I think I'm going to give up putting a date on these issues. It seems that no sooner do I get one done and onto the server than it is time to do another.
The past couple of months have been just as hectic as the past year, but I actually feel we have accomplished things. With the one major exception of phone lines, we have managed to boost our capacity and speed by at least 400%, and have added a few new services to boot!
Wimsey has tried to maintain a balanced service to its various classes of customers. While the dialup business has been our mainstay for years, we have recently moved more and more towards providing computer services for business on our own systems as service bureaus of old used to do. These services include such things as our Virtual Post Office for E-mail forwarding, our World Wide Web services, and E-mail gateway products.
In addition, we have helped several businesses set up their own Internet facilities in various parts of North America, and are actively soliciting clients world wide.

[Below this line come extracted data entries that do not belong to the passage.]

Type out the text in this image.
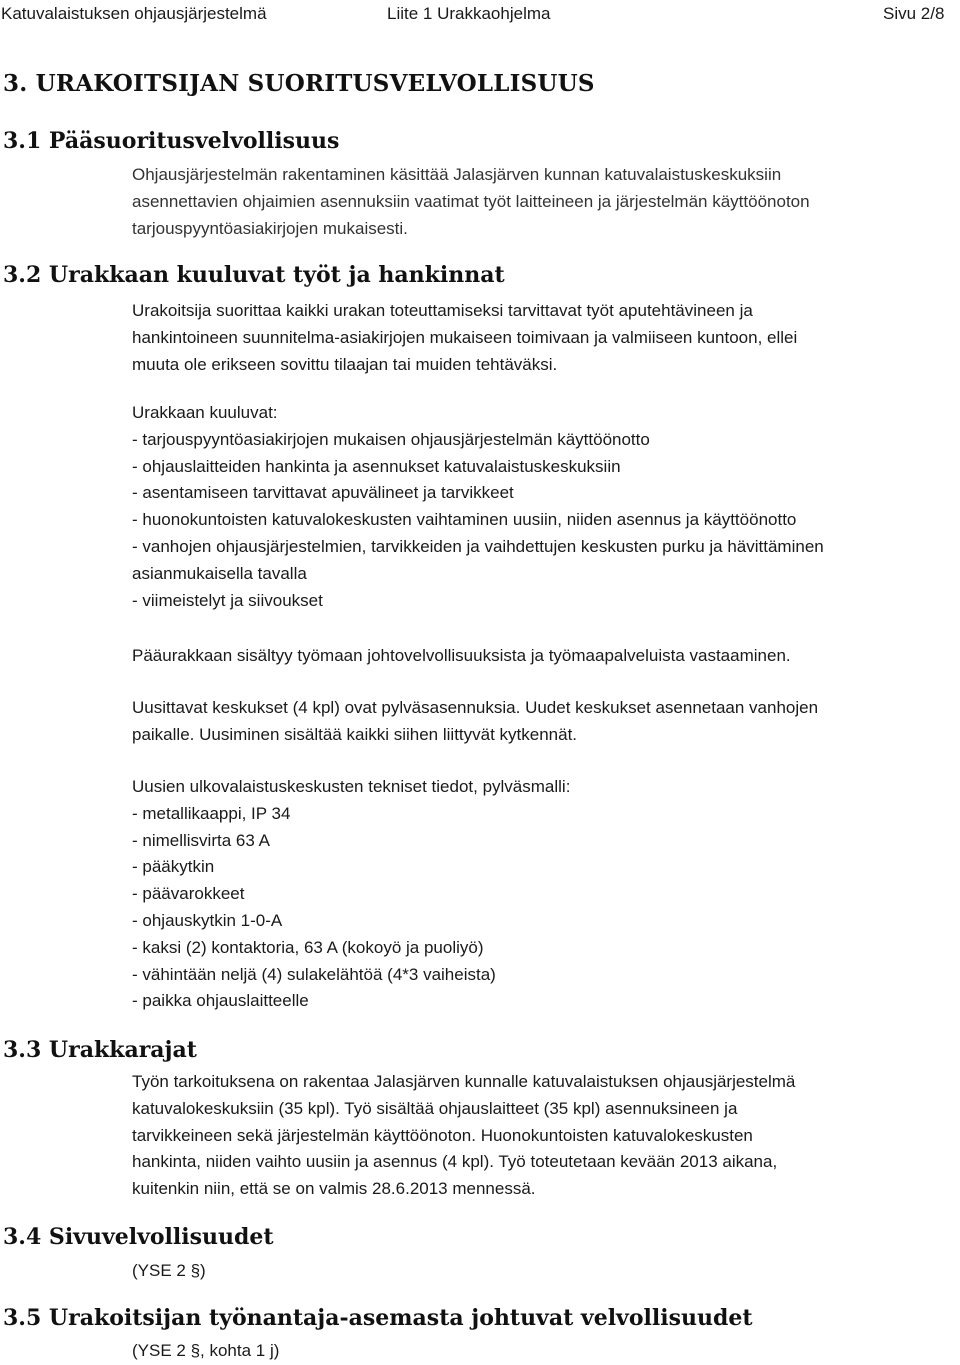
Katuvalaistuksen ohjausjärjestelmä	Liite 1 Urakkaohjelma	Sivu 2/8
3. URAKOITSIJAN SUORITUSVELVOLLISUUS
3.1 Pääsuoritusvelvollisuus

Ohjausjärjestelmän rakentaminen käsittää Jalasjärven kunnan katuvalaistuskeskuksiin

asennettavien ohjaimien asennuksiin vaatimat työt laitteineen ja järjestelmän käyttöönoton

tarjouspyyntöasiakirjojen mukaisesti.

3.2 Urakkaan kuuluvat työt ja hankinnat

Urakoitsija suorittaa kaikki urakan toteuttamiseksi tarvittavat työt aputehtävineen ja

hankintoineen suunnitelma-asiakirjojen mukaiseen toimivaan ja valmiiseen kuntoon, ellei

muuta ole erikseen sovittu tilaajan tai muiden tehtäväksi.

Urakkaan kuuluvat:

- tarjouspyyntöasiakirjojen mukaisen ohjausjärjestelmän käyttöönotto

- ohjauslaitteiden hankinta ja asennukset katuvalaistuskeskuksiin

- asentamiseen tarvittavat apuvälineet ja tarvikkeet

- huonokuntoisten katuvalokeskusten vaihtaminen uusiin, niiden asennus ja käyttöönotto

- vanhojen ohjausjärjestelmien, tarvikkeiden ja vaihdettujen keskusten purku ja hävittäminen

asianmukaisella tavalla

- viimeistelyt ja siivoukset

Pääurakkaan sisältyy työmaan johtovelvollisuuksista ja työmaapalveluista vastaaminen.

Uusittavat keskukset (4 kpl) ovat pylväsasennuksia. Uudet keskukset asennetaan vanhojen

paikalle. Uusiminen sisältää kaikki siihen liittyvät kytkennät.

Uusien ulkovalaistuskeskusten tekniset tiedot, pylväsmalli:

- metallikaappi, IP 34

- nimellisvirta 63 A

- pääkytkin

- päävarokkeet

- ohjauskytkin 1-0-A

- kaksi (2) kontaktoria, 63 A (kokoyö ja puoliyö)

- vähintään neljä (4) sulakelähtöä (4*3 vaiheista)

- paikka ohjauslaitteelle

3.3 Urakkarajat

Työn tarkoituksena on rakentaa Jalasjärven kunnalle katuvalaistuksen ohjausjärjestelmä

katuvalokeskuksiin (35 kpl). Työ sisältää ohjauslaitteet (35 kpl) asennuksineen ja

tarvikkeineen sekä järjestelmän käyttöönoton. Huonokuntoisten katuvalokeskusten

hankinta, niiden vaihto uusiin ja asennus (4 kpl). Työ toteutetaan kevään 2013 aikana,

kuitenkin niin, että se on valmis 28.6.2013 mennessä.

3.4 Sivuvelvollisuudet

(YSE 2 §)

3.5 Urakoitsijan työnantaja-asemasta johtuvat velvollisuudet

(YSE 2 §, kohta 1 j)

The differences between then and now are remarkable, but the similarities are interesting too. Back then the biggest headache was support of the people who actually did the data entry work. These people were largely clerks with little or no computer background. Computer time was very valuable with one multi-million dollar computer able to run with maybe a hundred or so concurrent users (push a key and go for lunch at times). This being so, there was little wasted on making the human-computer interface easy or less than middling cryptic.
Some of the things that are happening today with the public's embrace of the Internet closely parallel these old problems. It used to be that software that hides the ugly underlying layers of the Internet simply didn't exist because it was too expensive to create for the number of people that would use it. This severely limited the entrance of people into the Internet community to only those with the perseverance or background to learn themselves.
The amount of "cotton batten" that has been wrapped around the Internet has grown rapidly in the past couple of years, but we are finding that it still isn't enough for the vast majority of people who want to participate. This brings us to the crisis the industry has faced for the past year or so in the delivery of customer support.
Initialy there was a rise in prices for the new SLIP and PPP accounts as compared to the terminal and BBS accounts - to something on the $1.50 to $2.00/hour level so that some support could be bundled in. In some cases this has proven to be far less than the actual cost of the support required.
Recently we have seen radical price competition from companies that essentially provide no support at all, living off the growing pool of customers who have now learned at the knee of the pioneers like us. The question is, where will this lead?
I think that we will see things move in two different directions at once. Some companies will move towards completly un-bundled pricing, where access and support will each have a price per hour or other unit, and services will not be included in the access price but will instead be priced separately. In this model the price for access might fall to some low price - say $0.50/hour or less, but would not include E-mail or Usenet News access for instance, and certainly would not include command line access to UNIX or WWW page placement and network bandwidth, these would be extra - maybe a few dollars each per month. The highest cost part of this is the phone line and modem, and you can see already the pricing variences among services that have higher or lower numbers of average users per line - less expensive means more chance of busy signals right up to the limit of the freenets where free means always busy and not terribly reliable.
At the other end of the scale would be the fully bundled packages including support, network access, E-mail, News, name service and domain support, WWW page creation and outgoing bandwidth, etc. - in short, a full service bureau such as Wimsey is currently. These systems would be oriented more towards those people and businesses that rely on the Internet for their daily information fix or for their business correspondance. The systems and people would be completely oriented towards providing the best and most reliable such service.
This is good for the industry, and it is good for the customer. For the industry it will broaden the base and winnow out the weak. For the customer it will provide better value for the money as competition produces niche players who excell at particular aspects that customers want. All this according to the standard laws of capitalism. The one fly in the ointment might be the various levels of government getting into the picture to spoil the picture, but I don't expect this with the drive for fiscal restraint.
All in all, I expect the next year or so to be equally as challenging as the past year. I'll let you know next year how things have shaped up.